The ONS Retail Report told that retail sales fell in the first quarter as a result of the poor weather keeping many shoppers indoors. That slump on top of a difficult Christmas for many is starting to show – recently we’re had the loss of staple brands like Toys R Us, and there are big names like Carpetright and Mothercare teetering on the edge. It feels like the ‘death of the high street’ omens are coming to fruition.
However, it’s not all bad news, March’s snow actually helped boost online spending as UK online retail sales grew by 18.9% year-on-year, and online sales in general have soared over the past five years, from 11.6% 2012 to 24.1% 2017.
Looking at the brands that have fallen there is a clear pattern of those that have put their head in the sand and not embraced a changing market. Agencies have the challenge of helping retailers shift their mindset from the high street to an online, or omnichannel, focus… and how they do it without costing the retailers a fortune.
The smaller picture
These are the ‘dipping the toe in the water’ situations. If a retailer is struggling to allocate the budget or is just unsure of changing direction, an agency needs to think about what they can do to offer a quick win, or a small project to help ease the retailer’s mind. To an agency the adoption of digital strategies may seem obvious, but retail clients don’t always have the digital know-how or experience to see the full picture, so need to be guided so they feel confident spending their budgets.
Consider small steps to start the omnichannel journey by implementing a simple online stock check on a retailer’s website to offer some transparency to the high-street store, or perhaps a small Facebook remarketing campaign just to start showing the effects paid advertising has. These projects won’t have as big an effect as spending £6k a month on paid advertising, or a full omnichannel experience, but they will offer some physical proof that these methods work, increasing retailer confidence, and they can then increment the budget accordingly.
Don’t reinvent the wheel
When I first entered the digital industry many moons ago, we developed our own CMS systems in-house as the ones available on the market weren’t really that good. But technology moves on, the market is full of fantastic CMS systems, it’s universally acceptable these days to use a pre-built one as a base for any website.
But there are other areas that it’s still not mainstream to use outside technology. For example, if a retailer wants to have an omnichannel experience they need to connect their systems together so data is synchronised and equally available across every channel. A development agency will probably be able to architect the most amazing integration between a retailer’s systems, but the cost will be reasonably high – so it’s important for agencies to think about how they can reduce budget impact by using technology that already exists, eg integration and automation platforms.
In software-as-a-service/platforms-as-a-service, the market for cloud-based software is growing – market research company Forrester suggests the total global public cloud market will grow another 22% in 2018. All of this means that the choice of good-quality, cloud-based services is growing and can be a very cost-effective method of offering retail clients advanced services and functionality.
Don’t run before you can walk
Recent research from Begbies Traynor (an insolvency specialist) tells us that 43,000 retailers are experiencing ‘significant’ financial distress after a tough first quarter.

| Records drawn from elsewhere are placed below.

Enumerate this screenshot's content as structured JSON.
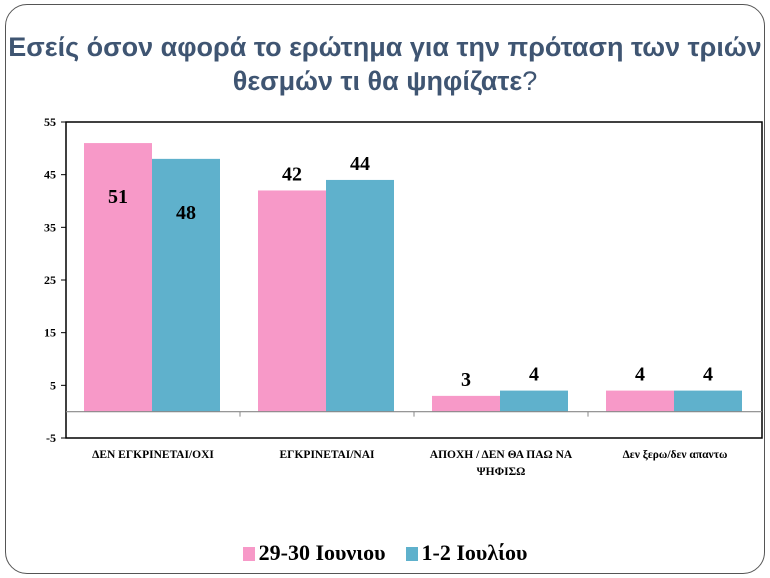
{
  "title": {
    "main": "Εσείς όσον αφορά το ερώτημα για την πρόταση των τριών θεσμών τι θα ψηφίζατε",
    "mark": "?"
  },
  "chart_data": {
    "type": "bar",
    "title": "Εσείς όσον αφορά το ερώτημα για την πρόταση των τριών θεσμών τι θα ψηφίζατε?",
    "categories": [
      "ΔΕΝ ΕΓΚΡΙΝΕΤΑΙ/ΟΧΙ",
      "ΕΓΚΡΙΝΕΤΑΙ/ΝΑΙ",
      "ΑΠΟΧΗ / ΔΕΝ ΘΑ ΠΑΩ ΝΑ ΨΗΦΙΣΩ",
      "Δεν ξερω/δεν απαντω"
    ],
    "series": [
      {
        "name": "29-30 Ιουνιου",
        "values": [
          51,
          42,
          3,
          4
        ],
        "color": "#f799c8"
      },
      {
        "name": "1-2 Ιουλίου",
        "values": [
          48,
          44,
          4,
          4
        ],
        "color": "#5fb1cc"
      }
    ],
    "ylim": [
      -5,
      55
    ],
    "yticks": [
      55,
      45,
      35,
      25,
      15,
      5,
      -5
    ],
    "xlabel": "",
    "ylabel": "",
    "grid": false,
    "legend": "bottom"
  }
}
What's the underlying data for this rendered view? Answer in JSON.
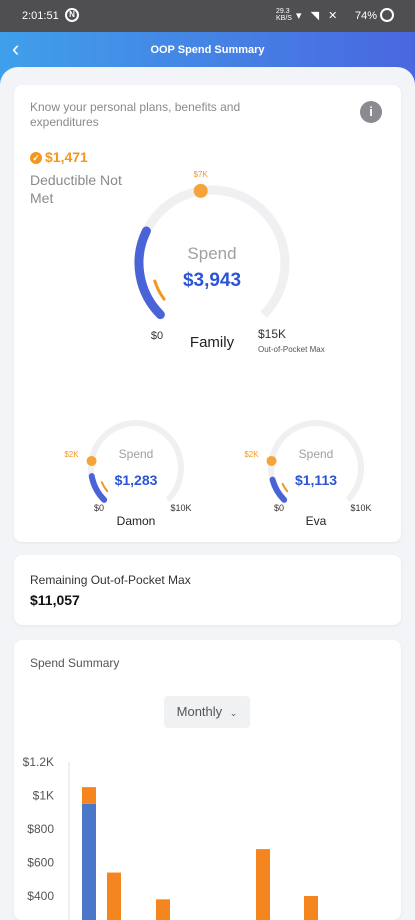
{
  "status_bar": {
    "time": "2:01:51",
    "network": "29.3\nKB/S",
    "battery": "74%"
  },
  "header": {
    "title": "OOP Spend Summary"
  },
  "summary_card": {
    "intro": "Know your personal plans, benefits and expenditures",
    "deductible_amount": "$1,471",
    "deductible_label": "Deductible Not Met",
    "family": {
      "name": "Family",
      "spend_label": "Spend",
      "spend_value": "$3,943",
      "min_label": "$0",
      "max_label": "$15K",
      "max_sublabel": "Out-of-Pocket Max",
      "deductible_marker": "$7K",
      "spend_fraction": 0.263,
      "deductible_fraction": 0.467,
      "deductible_progress_fraction": 0.072
    },
    "members": [
      {
        "name": "Damon",
        "spend_label": "Spend",
        "spend_value": "$1,283",
        "min_label": "$0",
        "max_label": "$10K",
        "deductible_marker": "$2K",
        "spend_fraction": 0.128,
        "deductible_progress_fraction": 0.06
      },
      {
        "name": "Eva",
        "spend_label": "Spend",
        "spend_value": "$1,113",
        "min_label": "$0",
        "max_label": "$10K",
        "deductible_marker": "$2K",
        "spend_fraction": 0.111,
        "deductible_progress_fraction": 0.05
      }
    ]
  },
  "remaining_card": {
    "label": "Remaining Out-of-Pocket Max",
    "value": "$11,057"
  },
  "spend_summary_card": {
    "title": "Spend Summary",
    "period_select": "Monthly"
  },
  "chart_data": {
    "type": "bar",
    "stacked": true,
    "ylim": [
      0,
      1200
    ],
    "yticks": [
      "$1.2K",
      "$1K",
      "$800",
      "$600",
      "$400"
    ],
    "ytick_values": [
      1200,
      1000,
      800,
      600,
      400
    ],
    "series": [
      {
        "color": "#4a77c8",
        "values": [
          950,
          0,
          0,
          0,
          0
        ]
      },
      {
        "color": "#f5861f",
        "values": [
          100,
          540,
          380,
          680,
          400
        ]
      }
    ]
  },
  "colors": {
    "accent_blue": "#2b55d6",
    "orange": "#f5961d",
    "arc_blue": "#4a63d6",
    "track": "#f0f0f3"
  }
}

This includes high-street staples like New Look and Select who recently announced company voluntary arrangement (CVA) proposals and store closures.
Begbies Traynor partner Julie Palmer said: “The UK high street has been having a torrid time of late, with the Beast from the East, growing competition from online rivals, higher staff costs, rising business rates and declining consumer spending, pushing many retailers to the point of no return.
“With competition on the high street fiercer than ever and sales volumes expected to be flat at best this year, those retailers with sophisticated delivery options and a strong multi-channel offering are likely to come out on top. At the same time, any businesses who are still playing catch-up on the technology front, or have failed to grow their customer base or invest in modernising legacy systems, are only going to lag further behind the pack.”
These are wise words Julie Palmer. I believe before trying to take on Amazon or striving to be a market leader, it would be better for some retailers to get their basics right.
With less than a third of retailers offering customers even a simple online stock-check (this includes big brands like John Lewis and Mothercare), the best course of action is to take care of the smaller, crucial stuff to get to a level playing-field before leaping into bigger digital projects such as AI and chat bots.
Agencies need to help lagging retailers catch up on their technology shortfall, but after a tough first quarter budgets are going to be tight. Working on smaller projects with a good return-on-investment (ROI), achievable key performance indicators (KPIs), and most importantly thinking about innovative ways to solve problems that will allow those budgets to stretch further. These are key to helping retailers keep up with the marketplace and consumer demands.
It’s important for retailers to adapt to their customers, but it’s equally important that agencies adapt to their retail client market. In this fragile market, agencies, please handle those retail budgets with care.